Remixing Music for Hearing Aids Using Ensemble of Fine-Tuned Source Separators
Matthew Daly
TL;DR
This work addresses remixing music for hearing-aid users by enabling listener-specific gains for four source components (VDBO) guided by audiograms. It adopts an ensemble of MSS models (HDemucs, KUIELab-MDX-Net, and DTTNet) that are fine-tuned on Cadenza data to handle $HRTFs$-induced crosstalk, followed by residual-based refinement and dynamic-range compression, and then $NAL\text{-}R$ amplification.
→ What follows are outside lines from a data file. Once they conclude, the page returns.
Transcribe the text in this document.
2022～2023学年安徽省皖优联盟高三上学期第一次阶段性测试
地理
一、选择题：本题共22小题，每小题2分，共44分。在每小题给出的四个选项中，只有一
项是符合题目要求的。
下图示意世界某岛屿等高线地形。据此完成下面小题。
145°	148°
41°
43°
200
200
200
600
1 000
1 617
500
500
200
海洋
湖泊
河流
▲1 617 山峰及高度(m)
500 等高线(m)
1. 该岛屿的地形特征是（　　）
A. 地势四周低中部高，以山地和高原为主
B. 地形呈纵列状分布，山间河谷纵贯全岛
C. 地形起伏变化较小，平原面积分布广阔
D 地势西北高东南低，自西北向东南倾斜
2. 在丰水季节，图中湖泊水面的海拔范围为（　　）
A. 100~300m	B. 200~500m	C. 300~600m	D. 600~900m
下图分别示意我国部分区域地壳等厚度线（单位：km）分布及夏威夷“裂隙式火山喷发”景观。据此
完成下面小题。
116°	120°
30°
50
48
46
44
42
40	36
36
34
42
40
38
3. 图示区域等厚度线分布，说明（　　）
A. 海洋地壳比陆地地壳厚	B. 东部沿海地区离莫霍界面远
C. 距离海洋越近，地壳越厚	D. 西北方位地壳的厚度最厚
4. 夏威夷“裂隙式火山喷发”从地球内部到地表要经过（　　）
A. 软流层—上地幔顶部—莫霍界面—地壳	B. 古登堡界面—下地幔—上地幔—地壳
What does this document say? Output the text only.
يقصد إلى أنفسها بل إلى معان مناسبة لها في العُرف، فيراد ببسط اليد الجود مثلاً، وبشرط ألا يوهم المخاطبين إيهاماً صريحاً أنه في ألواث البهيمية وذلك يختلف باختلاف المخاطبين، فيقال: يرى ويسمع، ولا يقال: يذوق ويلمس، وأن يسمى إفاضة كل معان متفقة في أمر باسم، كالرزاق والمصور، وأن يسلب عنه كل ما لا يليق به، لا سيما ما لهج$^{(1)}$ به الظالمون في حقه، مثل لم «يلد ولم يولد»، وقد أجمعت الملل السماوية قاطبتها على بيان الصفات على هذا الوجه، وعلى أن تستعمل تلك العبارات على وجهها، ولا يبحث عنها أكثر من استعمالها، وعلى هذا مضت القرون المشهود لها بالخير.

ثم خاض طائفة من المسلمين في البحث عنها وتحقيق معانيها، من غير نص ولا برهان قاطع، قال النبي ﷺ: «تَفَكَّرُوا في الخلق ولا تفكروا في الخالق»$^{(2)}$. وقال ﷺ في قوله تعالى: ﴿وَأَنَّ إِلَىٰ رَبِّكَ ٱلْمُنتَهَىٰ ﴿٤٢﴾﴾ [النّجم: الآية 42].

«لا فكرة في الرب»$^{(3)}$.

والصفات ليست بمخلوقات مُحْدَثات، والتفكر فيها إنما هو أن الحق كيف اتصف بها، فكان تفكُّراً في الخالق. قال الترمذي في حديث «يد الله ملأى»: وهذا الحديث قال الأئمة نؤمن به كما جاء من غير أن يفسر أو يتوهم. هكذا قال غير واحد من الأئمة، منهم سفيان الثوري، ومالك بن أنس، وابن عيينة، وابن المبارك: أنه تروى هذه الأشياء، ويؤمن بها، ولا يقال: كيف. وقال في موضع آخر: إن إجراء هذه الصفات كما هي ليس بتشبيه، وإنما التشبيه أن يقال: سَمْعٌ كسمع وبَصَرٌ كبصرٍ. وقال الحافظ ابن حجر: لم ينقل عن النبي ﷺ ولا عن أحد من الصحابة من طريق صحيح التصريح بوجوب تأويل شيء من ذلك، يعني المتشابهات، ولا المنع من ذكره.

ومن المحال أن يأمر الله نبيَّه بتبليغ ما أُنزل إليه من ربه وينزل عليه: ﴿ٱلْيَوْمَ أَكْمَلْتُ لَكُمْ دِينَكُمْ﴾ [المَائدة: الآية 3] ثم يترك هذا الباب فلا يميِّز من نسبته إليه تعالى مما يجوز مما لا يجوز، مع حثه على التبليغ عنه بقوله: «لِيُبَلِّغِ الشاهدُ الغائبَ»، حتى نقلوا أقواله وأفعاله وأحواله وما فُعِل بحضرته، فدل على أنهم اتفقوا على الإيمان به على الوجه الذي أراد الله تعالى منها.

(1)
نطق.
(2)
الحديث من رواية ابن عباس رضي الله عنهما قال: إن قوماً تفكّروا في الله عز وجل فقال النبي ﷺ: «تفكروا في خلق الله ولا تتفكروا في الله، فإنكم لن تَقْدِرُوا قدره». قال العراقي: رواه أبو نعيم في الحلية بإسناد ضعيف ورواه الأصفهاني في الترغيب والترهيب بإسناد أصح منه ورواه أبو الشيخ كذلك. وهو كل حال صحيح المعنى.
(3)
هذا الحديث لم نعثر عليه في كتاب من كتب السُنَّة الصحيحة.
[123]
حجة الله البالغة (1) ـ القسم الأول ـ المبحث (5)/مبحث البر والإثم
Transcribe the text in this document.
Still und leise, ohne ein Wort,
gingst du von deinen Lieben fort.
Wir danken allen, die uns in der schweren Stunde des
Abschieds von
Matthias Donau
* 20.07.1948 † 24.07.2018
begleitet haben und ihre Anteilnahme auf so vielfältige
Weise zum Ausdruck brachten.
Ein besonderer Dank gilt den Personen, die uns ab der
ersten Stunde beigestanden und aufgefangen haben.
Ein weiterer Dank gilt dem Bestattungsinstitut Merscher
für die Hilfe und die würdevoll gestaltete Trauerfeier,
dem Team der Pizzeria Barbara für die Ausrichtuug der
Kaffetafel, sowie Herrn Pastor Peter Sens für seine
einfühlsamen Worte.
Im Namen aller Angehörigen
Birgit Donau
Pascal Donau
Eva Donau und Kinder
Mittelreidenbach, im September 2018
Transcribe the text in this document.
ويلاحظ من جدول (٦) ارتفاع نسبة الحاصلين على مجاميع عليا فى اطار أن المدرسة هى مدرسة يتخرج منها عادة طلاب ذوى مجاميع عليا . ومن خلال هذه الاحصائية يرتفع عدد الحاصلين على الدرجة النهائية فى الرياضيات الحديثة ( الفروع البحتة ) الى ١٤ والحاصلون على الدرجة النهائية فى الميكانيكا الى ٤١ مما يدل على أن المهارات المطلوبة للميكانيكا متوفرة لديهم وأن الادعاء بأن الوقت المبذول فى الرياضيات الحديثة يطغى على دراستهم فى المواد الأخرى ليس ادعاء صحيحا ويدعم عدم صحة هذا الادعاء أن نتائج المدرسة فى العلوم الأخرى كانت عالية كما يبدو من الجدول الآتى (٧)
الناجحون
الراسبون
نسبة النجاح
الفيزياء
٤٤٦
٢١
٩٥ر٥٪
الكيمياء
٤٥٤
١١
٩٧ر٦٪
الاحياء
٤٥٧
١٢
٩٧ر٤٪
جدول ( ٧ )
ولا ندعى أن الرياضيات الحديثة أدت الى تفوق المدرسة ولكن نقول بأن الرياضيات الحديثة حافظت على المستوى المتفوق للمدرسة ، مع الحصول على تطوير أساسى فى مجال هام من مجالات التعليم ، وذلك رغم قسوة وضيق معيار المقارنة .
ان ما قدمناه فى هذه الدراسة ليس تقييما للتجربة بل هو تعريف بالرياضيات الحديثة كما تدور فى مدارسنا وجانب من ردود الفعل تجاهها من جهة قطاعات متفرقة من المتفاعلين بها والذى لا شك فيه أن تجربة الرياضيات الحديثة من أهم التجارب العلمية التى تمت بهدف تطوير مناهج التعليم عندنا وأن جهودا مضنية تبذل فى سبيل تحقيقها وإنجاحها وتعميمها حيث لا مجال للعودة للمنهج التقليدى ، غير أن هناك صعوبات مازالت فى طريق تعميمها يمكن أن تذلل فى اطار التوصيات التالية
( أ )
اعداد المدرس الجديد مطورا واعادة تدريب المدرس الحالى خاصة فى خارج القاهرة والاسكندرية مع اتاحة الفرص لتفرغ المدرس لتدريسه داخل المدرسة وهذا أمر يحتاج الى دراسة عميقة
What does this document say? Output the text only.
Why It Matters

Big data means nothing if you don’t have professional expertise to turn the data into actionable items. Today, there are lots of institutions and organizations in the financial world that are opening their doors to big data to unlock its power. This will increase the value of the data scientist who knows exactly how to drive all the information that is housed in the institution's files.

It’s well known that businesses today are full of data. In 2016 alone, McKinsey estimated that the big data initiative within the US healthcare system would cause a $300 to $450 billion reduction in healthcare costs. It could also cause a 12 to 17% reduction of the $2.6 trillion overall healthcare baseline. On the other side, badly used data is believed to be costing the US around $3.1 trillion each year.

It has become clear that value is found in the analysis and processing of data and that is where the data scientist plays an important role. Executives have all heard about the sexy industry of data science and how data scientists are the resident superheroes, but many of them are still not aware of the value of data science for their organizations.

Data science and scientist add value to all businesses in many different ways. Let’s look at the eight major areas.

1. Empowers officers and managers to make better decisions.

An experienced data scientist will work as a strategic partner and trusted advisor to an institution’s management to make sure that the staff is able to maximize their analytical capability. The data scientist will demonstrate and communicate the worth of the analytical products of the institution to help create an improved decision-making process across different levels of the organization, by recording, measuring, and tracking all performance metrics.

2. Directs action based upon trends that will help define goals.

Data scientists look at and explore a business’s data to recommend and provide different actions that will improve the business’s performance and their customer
The proposed system achieves the top $HAAQI$ score on the evaluation data, with ablations showing that incorporating the residual signal and applying compression significantly improve quality. This demonstrates that fine-tuned ensembles and targeted post-processing can substantially enhance hearing-aid music listening, offering practical gains for real-world hearing devices.
Abstract
This paper introduces our system submission for the Cadenza ICASSP 2024 Grand Challenge, which presents the problem of remixing and enhancing music for hearing aid users. Our system placed first in the challenge, achieving the best average Hearing-Aid Audio Quality Index (HAAQI) score on the evaluation data set. We describe the system, which uses an ensemble of deep learning music source separators that are fine tuned on the challenge data. We demonstrate the effectiveness of our system through the challenge results and analyze the importance of different system aspects through ablation studies.